Morphometric quantification was performed on oculomotor, trochlear and abducent nerve roots from the cases of amyotrophic lateral sclerosis and X-linked recessive bulbo-spinal muscular atrophy. Three ALS cases were consisted of two bulbar forms and one common form aged 48 to 63 years old, whose clinical coures was 1.7 to 2.2 years (Table 1). The case of bulbo-spinal muscular atrophy aged 54 years old was suffered from muscular weakness and atrophy in bulbar musculature and extremities for more than 24 years. One of his siblings was died from similar disease at the age of 52 years. This case was considered to be a typical case of X-linked recessive bulbo-spinal muscular atrophy (B-S-SPM) based on its heredity form, clinical characteristics and anatomical findings that involved lower motor neurons. Five control cases of comparable age, free from neurological symptoms were analyzed in the same manner.

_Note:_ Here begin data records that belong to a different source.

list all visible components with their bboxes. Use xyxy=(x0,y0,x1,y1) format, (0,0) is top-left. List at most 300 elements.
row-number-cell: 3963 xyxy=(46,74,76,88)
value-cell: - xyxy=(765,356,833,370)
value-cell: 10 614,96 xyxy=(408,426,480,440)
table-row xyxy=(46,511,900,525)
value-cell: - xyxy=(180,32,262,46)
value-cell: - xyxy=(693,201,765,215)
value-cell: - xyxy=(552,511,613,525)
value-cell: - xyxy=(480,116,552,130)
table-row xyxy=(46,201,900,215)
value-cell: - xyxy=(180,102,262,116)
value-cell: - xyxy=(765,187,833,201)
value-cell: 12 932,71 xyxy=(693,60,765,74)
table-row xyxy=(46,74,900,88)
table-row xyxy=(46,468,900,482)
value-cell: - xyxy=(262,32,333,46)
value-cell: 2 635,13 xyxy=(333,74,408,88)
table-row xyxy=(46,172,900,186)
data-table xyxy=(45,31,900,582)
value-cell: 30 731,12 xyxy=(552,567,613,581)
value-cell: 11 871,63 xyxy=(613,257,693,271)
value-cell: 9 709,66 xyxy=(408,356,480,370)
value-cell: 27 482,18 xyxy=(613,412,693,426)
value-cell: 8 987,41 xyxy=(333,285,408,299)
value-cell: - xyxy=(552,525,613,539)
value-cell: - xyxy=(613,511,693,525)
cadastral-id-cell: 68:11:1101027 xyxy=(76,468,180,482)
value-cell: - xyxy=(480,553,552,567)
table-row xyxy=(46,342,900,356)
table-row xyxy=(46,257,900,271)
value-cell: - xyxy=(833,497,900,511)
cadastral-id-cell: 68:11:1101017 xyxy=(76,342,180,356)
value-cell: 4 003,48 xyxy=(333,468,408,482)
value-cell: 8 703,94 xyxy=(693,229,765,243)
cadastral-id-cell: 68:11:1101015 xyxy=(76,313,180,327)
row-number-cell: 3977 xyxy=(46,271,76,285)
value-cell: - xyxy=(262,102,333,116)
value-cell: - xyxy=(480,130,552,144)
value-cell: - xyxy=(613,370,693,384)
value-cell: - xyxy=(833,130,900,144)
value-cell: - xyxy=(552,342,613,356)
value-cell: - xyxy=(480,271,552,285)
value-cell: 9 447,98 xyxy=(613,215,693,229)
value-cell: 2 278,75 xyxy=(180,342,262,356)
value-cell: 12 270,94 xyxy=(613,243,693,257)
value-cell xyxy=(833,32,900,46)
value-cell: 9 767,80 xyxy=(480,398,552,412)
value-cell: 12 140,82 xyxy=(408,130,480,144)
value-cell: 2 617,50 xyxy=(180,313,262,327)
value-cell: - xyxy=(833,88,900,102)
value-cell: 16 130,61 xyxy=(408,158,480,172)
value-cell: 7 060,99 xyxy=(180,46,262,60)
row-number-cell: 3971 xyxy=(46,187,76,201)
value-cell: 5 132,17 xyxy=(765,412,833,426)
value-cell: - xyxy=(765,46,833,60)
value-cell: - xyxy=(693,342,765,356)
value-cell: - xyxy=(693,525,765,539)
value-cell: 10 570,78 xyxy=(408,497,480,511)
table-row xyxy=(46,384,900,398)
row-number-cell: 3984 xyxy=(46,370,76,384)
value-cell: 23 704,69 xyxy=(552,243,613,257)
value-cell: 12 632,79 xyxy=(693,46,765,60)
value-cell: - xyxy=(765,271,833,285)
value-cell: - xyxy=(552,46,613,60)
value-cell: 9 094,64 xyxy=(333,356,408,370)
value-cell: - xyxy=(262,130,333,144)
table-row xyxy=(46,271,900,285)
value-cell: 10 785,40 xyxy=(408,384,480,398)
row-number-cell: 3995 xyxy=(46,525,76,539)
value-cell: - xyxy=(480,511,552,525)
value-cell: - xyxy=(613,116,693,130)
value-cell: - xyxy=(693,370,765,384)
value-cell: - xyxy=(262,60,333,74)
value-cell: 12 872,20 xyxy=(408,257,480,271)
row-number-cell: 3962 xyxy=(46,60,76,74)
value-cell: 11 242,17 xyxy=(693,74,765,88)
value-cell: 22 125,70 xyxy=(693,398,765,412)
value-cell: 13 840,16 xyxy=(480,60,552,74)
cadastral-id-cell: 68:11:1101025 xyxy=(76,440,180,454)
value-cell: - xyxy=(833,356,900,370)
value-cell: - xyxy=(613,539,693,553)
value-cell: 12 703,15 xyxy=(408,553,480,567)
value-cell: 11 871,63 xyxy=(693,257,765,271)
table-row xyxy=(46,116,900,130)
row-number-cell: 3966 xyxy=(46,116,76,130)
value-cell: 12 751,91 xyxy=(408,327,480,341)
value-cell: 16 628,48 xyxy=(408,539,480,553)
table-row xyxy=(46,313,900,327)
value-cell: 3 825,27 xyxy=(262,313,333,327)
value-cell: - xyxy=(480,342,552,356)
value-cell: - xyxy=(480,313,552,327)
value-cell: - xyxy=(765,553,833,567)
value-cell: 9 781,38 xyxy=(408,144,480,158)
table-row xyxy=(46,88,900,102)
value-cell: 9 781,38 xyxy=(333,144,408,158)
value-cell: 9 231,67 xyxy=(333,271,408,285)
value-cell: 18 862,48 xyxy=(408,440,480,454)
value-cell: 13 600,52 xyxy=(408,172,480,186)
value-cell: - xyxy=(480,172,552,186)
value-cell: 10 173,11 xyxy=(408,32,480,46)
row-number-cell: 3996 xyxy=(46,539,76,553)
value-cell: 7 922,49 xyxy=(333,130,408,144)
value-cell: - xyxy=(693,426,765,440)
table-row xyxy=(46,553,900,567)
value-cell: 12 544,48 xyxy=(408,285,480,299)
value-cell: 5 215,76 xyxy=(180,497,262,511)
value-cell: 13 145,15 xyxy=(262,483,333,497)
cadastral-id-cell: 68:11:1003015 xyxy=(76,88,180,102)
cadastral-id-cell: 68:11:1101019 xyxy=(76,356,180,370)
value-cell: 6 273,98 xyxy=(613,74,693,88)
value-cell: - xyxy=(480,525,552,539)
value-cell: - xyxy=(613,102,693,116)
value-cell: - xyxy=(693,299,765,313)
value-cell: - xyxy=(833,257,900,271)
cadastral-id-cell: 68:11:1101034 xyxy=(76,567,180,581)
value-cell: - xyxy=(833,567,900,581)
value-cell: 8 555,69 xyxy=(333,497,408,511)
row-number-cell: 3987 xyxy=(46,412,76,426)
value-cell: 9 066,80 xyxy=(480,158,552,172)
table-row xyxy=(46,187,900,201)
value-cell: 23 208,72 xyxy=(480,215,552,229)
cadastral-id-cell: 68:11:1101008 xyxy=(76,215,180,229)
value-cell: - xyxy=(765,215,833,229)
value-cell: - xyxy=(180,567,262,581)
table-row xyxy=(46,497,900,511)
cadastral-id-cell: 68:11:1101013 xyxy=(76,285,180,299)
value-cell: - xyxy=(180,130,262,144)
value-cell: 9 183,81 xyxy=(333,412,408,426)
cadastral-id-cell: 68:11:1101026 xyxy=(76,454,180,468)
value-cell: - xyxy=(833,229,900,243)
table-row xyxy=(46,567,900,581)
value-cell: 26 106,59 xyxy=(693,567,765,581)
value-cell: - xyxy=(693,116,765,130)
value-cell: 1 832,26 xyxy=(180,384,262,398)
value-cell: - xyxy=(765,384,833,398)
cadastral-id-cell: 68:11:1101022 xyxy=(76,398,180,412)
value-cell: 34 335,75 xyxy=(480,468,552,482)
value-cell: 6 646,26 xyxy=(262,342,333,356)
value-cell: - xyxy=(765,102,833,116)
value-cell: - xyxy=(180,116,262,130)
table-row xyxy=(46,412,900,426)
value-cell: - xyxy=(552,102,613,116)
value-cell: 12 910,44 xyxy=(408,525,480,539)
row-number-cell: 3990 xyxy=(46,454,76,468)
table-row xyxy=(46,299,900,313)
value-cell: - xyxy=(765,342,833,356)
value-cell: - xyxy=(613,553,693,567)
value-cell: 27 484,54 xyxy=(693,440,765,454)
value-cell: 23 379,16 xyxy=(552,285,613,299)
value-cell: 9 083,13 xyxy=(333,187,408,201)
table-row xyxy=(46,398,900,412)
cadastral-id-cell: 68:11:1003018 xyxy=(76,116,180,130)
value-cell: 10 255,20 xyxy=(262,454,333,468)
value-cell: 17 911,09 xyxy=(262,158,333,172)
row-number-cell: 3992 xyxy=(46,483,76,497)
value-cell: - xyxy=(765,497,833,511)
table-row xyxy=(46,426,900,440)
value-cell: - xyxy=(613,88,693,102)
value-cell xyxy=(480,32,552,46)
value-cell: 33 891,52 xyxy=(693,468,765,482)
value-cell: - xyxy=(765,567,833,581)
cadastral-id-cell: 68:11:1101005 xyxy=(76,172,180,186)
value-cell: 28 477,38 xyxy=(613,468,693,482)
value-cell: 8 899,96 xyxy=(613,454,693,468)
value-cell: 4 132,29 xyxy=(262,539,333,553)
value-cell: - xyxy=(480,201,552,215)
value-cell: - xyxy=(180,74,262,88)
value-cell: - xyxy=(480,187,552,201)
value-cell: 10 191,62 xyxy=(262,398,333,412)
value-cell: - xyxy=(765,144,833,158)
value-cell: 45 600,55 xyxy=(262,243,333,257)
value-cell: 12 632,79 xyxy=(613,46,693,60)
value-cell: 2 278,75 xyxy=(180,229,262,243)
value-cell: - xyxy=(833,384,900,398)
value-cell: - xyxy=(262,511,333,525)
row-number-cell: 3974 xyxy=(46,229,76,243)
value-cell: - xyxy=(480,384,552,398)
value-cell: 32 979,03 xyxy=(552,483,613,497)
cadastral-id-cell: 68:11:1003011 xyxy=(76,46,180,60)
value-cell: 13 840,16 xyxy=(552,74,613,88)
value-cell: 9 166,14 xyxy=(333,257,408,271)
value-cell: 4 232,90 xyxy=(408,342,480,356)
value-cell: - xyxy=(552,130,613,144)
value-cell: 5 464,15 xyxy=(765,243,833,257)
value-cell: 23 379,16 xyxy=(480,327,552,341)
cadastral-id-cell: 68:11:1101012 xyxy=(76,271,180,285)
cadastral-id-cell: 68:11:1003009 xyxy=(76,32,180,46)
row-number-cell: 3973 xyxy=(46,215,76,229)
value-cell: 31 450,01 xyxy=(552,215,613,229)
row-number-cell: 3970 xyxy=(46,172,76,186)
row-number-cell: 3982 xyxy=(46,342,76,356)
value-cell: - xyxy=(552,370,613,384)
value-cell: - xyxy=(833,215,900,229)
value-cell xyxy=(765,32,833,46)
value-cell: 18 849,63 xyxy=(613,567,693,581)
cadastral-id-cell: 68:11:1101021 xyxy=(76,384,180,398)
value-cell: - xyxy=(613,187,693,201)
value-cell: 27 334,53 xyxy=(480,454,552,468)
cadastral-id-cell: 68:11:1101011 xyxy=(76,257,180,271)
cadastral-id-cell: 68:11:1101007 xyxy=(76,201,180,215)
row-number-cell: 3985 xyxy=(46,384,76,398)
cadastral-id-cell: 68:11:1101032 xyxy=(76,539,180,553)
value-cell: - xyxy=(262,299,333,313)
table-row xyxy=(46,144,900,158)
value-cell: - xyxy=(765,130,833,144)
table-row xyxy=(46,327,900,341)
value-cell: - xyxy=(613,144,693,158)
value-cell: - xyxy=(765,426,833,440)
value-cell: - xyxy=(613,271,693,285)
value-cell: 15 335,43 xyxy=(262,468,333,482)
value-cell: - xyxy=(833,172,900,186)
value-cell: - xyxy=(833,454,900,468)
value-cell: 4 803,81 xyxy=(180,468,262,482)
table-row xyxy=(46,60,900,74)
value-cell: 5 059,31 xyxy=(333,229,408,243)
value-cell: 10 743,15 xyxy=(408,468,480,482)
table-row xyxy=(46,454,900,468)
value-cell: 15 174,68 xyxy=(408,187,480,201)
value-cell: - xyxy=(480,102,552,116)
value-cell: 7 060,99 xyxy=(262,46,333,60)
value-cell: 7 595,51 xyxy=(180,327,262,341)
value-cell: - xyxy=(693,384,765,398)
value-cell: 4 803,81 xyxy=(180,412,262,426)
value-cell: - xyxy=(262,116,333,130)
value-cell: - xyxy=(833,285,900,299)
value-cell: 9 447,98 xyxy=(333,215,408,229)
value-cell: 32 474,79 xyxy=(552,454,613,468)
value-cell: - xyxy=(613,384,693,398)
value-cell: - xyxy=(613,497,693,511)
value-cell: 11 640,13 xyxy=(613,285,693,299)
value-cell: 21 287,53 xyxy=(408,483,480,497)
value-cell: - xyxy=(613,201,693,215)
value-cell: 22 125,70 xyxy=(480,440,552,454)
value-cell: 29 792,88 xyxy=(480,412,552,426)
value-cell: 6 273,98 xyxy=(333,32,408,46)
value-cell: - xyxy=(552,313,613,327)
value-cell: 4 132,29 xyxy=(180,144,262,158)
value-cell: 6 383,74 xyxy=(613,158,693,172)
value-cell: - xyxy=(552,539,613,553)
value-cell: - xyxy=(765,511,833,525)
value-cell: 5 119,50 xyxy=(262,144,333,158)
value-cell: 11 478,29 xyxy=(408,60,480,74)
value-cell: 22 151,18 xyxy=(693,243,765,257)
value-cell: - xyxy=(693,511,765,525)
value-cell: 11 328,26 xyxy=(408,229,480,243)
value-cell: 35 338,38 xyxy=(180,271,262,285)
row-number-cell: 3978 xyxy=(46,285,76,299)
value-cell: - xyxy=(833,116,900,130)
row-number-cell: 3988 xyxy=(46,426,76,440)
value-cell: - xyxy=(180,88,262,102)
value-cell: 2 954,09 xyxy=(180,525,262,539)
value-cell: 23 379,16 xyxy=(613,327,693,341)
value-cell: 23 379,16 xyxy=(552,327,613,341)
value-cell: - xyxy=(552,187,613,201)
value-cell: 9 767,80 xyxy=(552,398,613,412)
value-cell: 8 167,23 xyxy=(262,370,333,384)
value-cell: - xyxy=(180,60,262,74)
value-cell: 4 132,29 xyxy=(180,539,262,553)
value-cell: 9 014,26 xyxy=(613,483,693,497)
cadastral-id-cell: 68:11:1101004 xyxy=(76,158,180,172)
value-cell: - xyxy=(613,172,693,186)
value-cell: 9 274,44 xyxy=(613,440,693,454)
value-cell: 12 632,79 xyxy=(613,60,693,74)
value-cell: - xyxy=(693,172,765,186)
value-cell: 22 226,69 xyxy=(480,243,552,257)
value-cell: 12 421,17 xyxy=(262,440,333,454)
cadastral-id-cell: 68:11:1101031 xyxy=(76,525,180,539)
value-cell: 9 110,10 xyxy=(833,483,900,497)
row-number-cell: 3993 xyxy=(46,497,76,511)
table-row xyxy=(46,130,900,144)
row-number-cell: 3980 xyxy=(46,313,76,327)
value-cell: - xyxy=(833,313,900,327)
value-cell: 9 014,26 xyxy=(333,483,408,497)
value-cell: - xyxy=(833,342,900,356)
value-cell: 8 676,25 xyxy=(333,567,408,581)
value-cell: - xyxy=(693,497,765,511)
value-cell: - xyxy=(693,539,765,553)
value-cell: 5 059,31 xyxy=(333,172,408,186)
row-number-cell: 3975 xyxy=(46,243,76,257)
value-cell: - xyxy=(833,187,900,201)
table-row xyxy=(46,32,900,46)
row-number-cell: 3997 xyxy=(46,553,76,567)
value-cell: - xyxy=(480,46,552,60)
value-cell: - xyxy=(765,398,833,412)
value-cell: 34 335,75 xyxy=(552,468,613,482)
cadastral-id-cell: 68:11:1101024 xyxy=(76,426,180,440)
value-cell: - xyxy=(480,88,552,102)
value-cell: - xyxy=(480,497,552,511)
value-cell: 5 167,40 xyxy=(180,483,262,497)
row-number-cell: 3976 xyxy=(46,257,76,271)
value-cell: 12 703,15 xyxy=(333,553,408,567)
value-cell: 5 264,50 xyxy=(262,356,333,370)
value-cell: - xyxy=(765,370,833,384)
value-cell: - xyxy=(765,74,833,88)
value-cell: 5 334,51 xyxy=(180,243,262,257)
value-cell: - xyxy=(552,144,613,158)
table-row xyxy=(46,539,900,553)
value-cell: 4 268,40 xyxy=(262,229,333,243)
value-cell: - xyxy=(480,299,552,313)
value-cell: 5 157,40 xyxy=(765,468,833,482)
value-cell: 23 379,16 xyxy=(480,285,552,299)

　The results of morphometry on control casas revealed bimodal pattern in their fiber size frequency on these three nerve roots, as previously reported by other authors. Therefore, we could devide myelinated fibers into two major groups by fiber diameters at the division point of 6.73μm.

　Analysis on the numbers of total myelinated fibers, large myelinated fibers and small myelinated fibers of these three nerve roots did not show any significant difference between ALS, B-S-SPMA and controls. Fiber size histograms on these roots from ALS, B-S-SPMA and contols revealed no significant difference in their bimodal patterns.

　These results indicated that large myelinated fibers which considered to be α-motoneuron fibers were well preserved in these nerve roots, alhtough they were remarkably decreased in the spinal nerve roots of ALS and B-S-SPMA.

　This difference on the root pathology between ventral spinal roots and oculomotor, trochler and abducent nerve roots will be comparable to the clinical features that external ocular muscles are selectively preserved in these disease, even in the advanced stage. These findings might also provide the clue to reveal the pathophysiology in α-motoneurons of ALS and B-S-SPMA.